According to the data published by the National Bureau of Statistics, China's coal and steel sectors employ about 12 million workers. "This involves the resettlement of a total of 1.8 million workers. This task will be very difficult, but we are still very confident," Yin said

For China's stability-obsessed government, keeping a lid on unemployment and any possible unrest that may follow has been a top priority.

The central government will allocate 100 billion yuan ($15.27 billion) over two years to relocate workers laid off as a result of China's efforts to curb overcapacity, officials said last week.
...
http://www.dailytimes.com.pk/business/29...8m-workers

and where are these people going to work after getting laid off?  Will they be defaulting on their mortgages?

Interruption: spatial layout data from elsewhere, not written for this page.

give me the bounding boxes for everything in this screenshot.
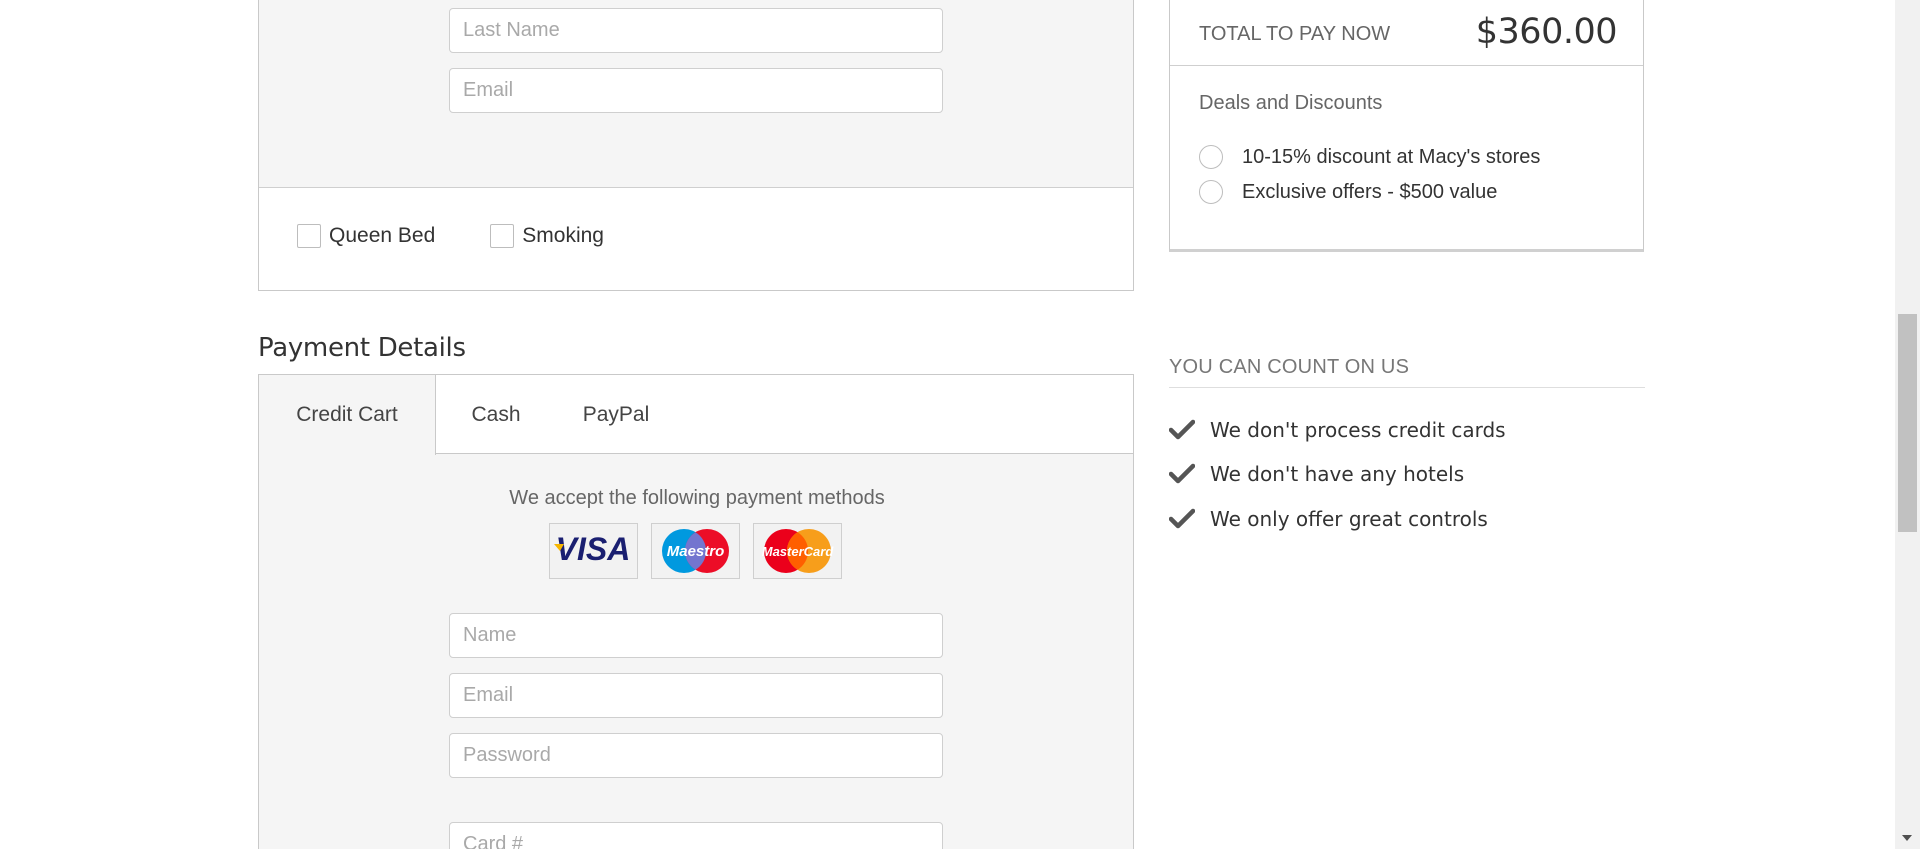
total-row: TOTAL TO PAY NOW $360.00 — [1170, 0, 1643, 66]
assurance-item: We don't process credit cards — [1169, 418, 1506, 442]
total-label: TOTAL TO PAY NOW — [1199, 23, 1391, 45]
vertical-scrollbar[interactable] — [1895, 0, 1920, 849]
svg-text:VISA: VISA — [556, 531, 631, 567]
deal-option[interactable]: 10-15% discount at Macy's stores — [1199, 145, 1540, 169]
maestro-logo: Maestro — [651, 523, 740, 579]
mastercard-logo: MasterCard — [753, 523, 842, 579]
smoking-label: Smoking — [522, 224, 604, 247]
check-icon — [1169, 463, 1195, 484]
room-options: Queen Bed Smoking — [297, 224, 604, 248]
guest-email-input[interactable] — [449, 68, 943, 113]
maestro-icon: Maestro — [662, 529, 729, 573]
assurance-item: We only offer great controls — [1169, 507, 1488, 531]
scroll-down-icon[interactable] — [1902, 835, 1912, 841]
card-number-input[interactable] — [449, 822, 943, 849]
payment-details-title: Payment Details — [258, 333, 466, 363]
svg-text:Maestro: Maestro — [667, 543, 725, 560]
svg-text:MasterCard: MasterCard — [762, 544, 835, 559]
assurance-text: We don't have any hotels — [1210, 462, 1465, 486]
deal-option[interactable]: Exclusive offers - $500 value — [1199, 180, 1497, 204]
visa-logo: VISA — [549, 523, 638, 579]
payment-email-input[interactable] — [449, 673, 943, 718]
deal-radio[interactable] — [1199, 145, 1223, 169]
guest-details-panel: Queen Bed Smoking — [258, 0, 1134, 291]
total-value: $360.00 — [1475, 11, 1618, 52]
accepted-methods-text: We accept the following payment methods — [509, 487, 885, 509]
tab-credit-card[interactable]: Credit Cart — [259, 375, 436, 455]
last-name-input[interactable] — [449, 8, 943, 53]
deal-radio[interactable] — [1199, 180, 1223, 204]
check-icon — [1169, 508, 1195, 529]
tab-paypal[interactable]: PayPal — [556, 375, 676, 454]
assurance-title: YOU CAN COUNT ON US — [1169, 356, 1645, 388]
mastercard-icon: MasterCard — [762, 529, 835, 573]
assurance-text: We don't process credit cards — [1210, 418, 1506, 442]
guest-form-area — [259, 0, 1133, 188]
assurance-text: We only offer great controls — [1210, 507, 1488, 531]
card-logos: VISA Maestro MasterCard — [549, 523, 842, 579]
order-summary: TOTAL TO PAY NOW $360.00 Deals and Disco… — [1169, 0, 1644, 252]
queen-bed-checkbox[interactable] — [297, 224, 321, 248]
queen-bed-label: Queen Bed — [329, 224, 436, 247]
password-input[interactable] — [449, 733, 943, 778]
scrollbar-thumb[interactable] — [1898, 314, 1917, 532]
smoking-checkbox[interactable] — [490, 224, 515, 248]
card-name-input[interactable] — [449, 613, 943, 658]
check-icon — [1169, 419, 1195, 440]
assurance-item: We don't have any hotels — [1169, 462, 1464, 486]
deal-label: 10-15% discount at Macy's stores — [1242, 145, 1541, 168]
payment-tabs: Credit Cart Cash PayPal — [259, 375, 1133, 455]
payment-panel: Credit Cart Cash PayPal We accept the fo… — [258, 374, 1134, 849]
deals-title: Deals and Discounts — [1199, 92, 1383, 114]
tab-cash[interactable]: Cash — [436, 375, 556, 454]
deal-label: Exclusive offers - $500 value — [1242, 180, 1498, 203]
visa-icon: VISA — [554, 531, 631, 567]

I guess its back to the communist farms for them huh, lol

Not looking good for CHina if they have to resort to this kind of wholesale consolidation, it seems like they are running out of budget to support unsustainable companies so start to see where they can cut, but no choice I guess after all the BOOM years...
Most of these folks will be sent somewhere else. For example, China is investing a lot of money in other countries' projects n a vertically integrated style in which its banks partake the project financing, provide the management/technical know-how and the Chinese labour to build it. There are a lot of Chinese property projects just across the causeway, a lot of them are built with Chinese labour.

After close to 100 tumultuous years from the start of the end of the Qing Dynasty (Taiping Revolution) to the end of Great Leap, nothing is more important to a Communist Gov than ensuring social stability. All their policies from ensuring 7% GDP growth to their implicit guarantee (although disastrous in outcome) to bail out naive lenders/stock market is aimed at ensuring that (social stability) happens.

There are 1.6bil Chinese, compared to 4mil Sporeans. If SG can produce a few great brains to make it leap forward, by sheer probability, there will be enough talents/experience in the Chinese Communist Gov to solve its problems. The first step to solving their problems (tackling a fundamental greed that is propagated in the form called corruption) has already been well acknowledged and tackled by Chairman Xi. Personally, I would say that betting against China's long term future, is similar to trying to bet against US's long term future which has odds that Warren Buffet suggests is not good.